The curtains are closing on another era in late-night TV. David Letterman just put his papers in…potentially sending longtime fan Howard Stern into cardiac arrest.
The comedy fixture, star of CBS’ Late Show since 1993, announced Thursday that he plans to retire in 2015. Letterman, who joined CBS after an acrimonious split with NBC, made the announcement to his studio audience during a Thursday afternoon taping.
“The man who (runs) this network, Leslie Moonves, he and I have had a relationship for years and years and years, and we have had this conversation in the past, and we agreed that we would work together on this circumstance and the timing of this circumstance. And I phoned him just before the program, and I said ‘Leslie, it’s been great, you’ve been great, and the network has been great, but I’m retiring…We don’t have the timetable for this precisely down — I think it will be at least a year or so, but sometime in the not too distant future, 2015 for the love of God, in fact, Paul and I will be wrapping things up.”

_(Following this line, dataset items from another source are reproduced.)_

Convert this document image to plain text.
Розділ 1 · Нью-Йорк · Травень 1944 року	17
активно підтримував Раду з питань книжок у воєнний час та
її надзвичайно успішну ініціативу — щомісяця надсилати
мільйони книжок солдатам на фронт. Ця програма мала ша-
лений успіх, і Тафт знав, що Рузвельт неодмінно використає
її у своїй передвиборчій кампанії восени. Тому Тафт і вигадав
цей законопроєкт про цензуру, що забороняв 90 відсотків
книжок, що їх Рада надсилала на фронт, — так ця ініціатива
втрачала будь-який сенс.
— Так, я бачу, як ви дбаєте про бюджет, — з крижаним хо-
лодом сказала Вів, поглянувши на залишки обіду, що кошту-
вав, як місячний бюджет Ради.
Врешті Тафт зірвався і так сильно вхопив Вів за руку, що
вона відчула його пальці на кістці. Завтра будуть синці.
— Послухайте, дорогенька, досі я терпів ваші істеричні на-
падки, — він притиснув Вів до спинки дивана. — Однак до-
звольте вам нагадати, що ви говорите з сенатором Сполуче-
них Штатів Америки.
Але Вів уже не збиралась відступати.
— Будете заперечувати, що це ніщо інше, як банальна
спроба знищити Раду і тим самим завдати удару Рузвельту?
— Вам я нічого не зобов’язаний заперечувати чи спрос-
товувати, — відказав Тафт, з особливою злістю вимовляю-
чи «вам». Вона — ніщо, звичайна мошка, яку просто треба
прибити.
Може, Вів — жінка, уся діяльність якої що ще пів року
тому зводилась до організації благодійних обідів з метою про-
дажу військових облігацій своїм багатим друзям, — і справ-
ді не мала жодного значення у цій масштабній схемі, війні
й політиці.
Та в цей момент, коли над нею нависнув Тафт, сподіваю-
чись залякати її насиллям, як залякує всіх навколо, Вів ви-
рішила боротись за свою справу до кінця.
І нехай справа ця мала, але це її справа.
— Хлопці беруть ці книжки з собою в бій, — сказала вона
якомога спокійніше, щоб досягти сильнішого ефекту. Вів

In 2013, Dave re-upped his contract with CBS in a two-year deal that expires next year.. At 66, Dave is the oldest host in a field of younger competitors; among them Jimmy Fallon (39), Seth Meyers (40), Jimmy Kimmel (46) and Conan O’Brien (50). Interestingly enough, Carson — Dave’s idol — was also 66 when he decided to stay home and start collecting Social Security.
One of Dave’s late-night rivals, admitted super-fan Jimmy Kimmel, has already responded to news of Letterman’s retirement, tweeting this sentiment:
“David @Letterman is the best there is and ever was.”
Letterman made his late-night debut in 1982, appearing as the first host of NBC’s Late Night. He abruptly exited the network a decade later, when NBC suits selected Jay Leno to succeed Johnny Carson as host of The Tonight Show.
Next order of business: Final guests and Late Night successor. Thoughts on this?